Content production and social video — Generate branded video content featuring specific people without a film crew. Ideal for agencies producing personalized campaigns, product demos, or localized content at scale.

Video dubbing and localization — Pair the voice cloning capability with translated scripts to produce dubbed video in a target language while preserving the original speaker's vocal characteristics.

Multi-character narrative scenes — Produce dialogue scenes, interviews, or interaction-based clips where two or more real-world subjects need to appear together in generated footage.

Character-driven ad creative — Create variations of advertising content featuring different characters or spokespersons from a single production run.

Virtual influencer and creator workflows — Give digital personas a consistent visual identity across video formats by using reference images as persistent character anchors.

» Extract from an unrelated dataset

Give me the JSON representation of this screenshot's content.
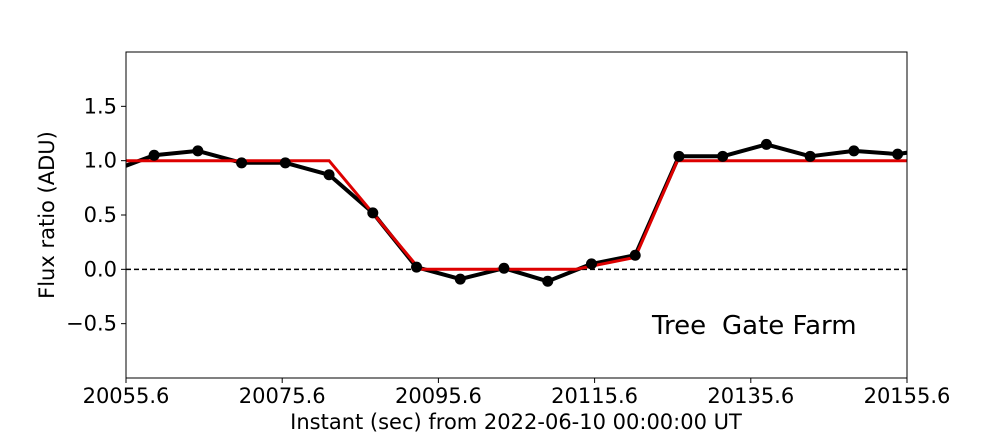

Prompt Tips and Output Quality

Wan 2.7 R2V rewards structured prompting. Each reference input must be explicitly addressed in the prompt using its assigned identifier. For a single character, simply write what they're doing: Image1 walks down a city street at dusk. For multi-character scenes, assign actions to each identifier: Image1 and Image2 sit across from each other at a conference table; Image1 speaks while Image2 listens.

Reference image quality directly impacts consistency — use clear, well-lit, front-facing portraits with minimal background clutter. For voice cloning, provide clean audio without background noise; 3–5 second clips of natural speech work reliably.

At 720P, the model is fast enough for iterative prompt testing. Switch to 1080P only for approved outputs. Keep duration between 3–7 seconds for most use cases; longer clips (10–15s) are suitable for narrative segments but take longer to generate.

FAQs

How many characters can I use in a single generation? The model supports up to five reference inputs (images or videos), each independently mapped. You can mix image and video references in the same request.

Does the model work with non-human characters? Yes. The reference system works with any subject type — it is not limited to human faces. Consistency quality depends on the clarity and distinctness of the reference.

What format should reference images be in? Pass a JSON array of publicly accessible URLs. Each URL should point to a single image or video containing one character. HTTPS URLs are required.

Is voice cloning always applied? No. The reference_voice parameter is optional. If omitted, no voice is generated in the output video.

What happens if I use a vague prompt? Character placement and scene quality degrade significantly with under-specified prompts. Explicitly describe what each referenced character is doing and where they are in the scene.

How do I get reproducible outputs? Set the seed parameter to any integer. Reuse the same seed with a modified prompt to iterate on the scene while keeping the generation stable.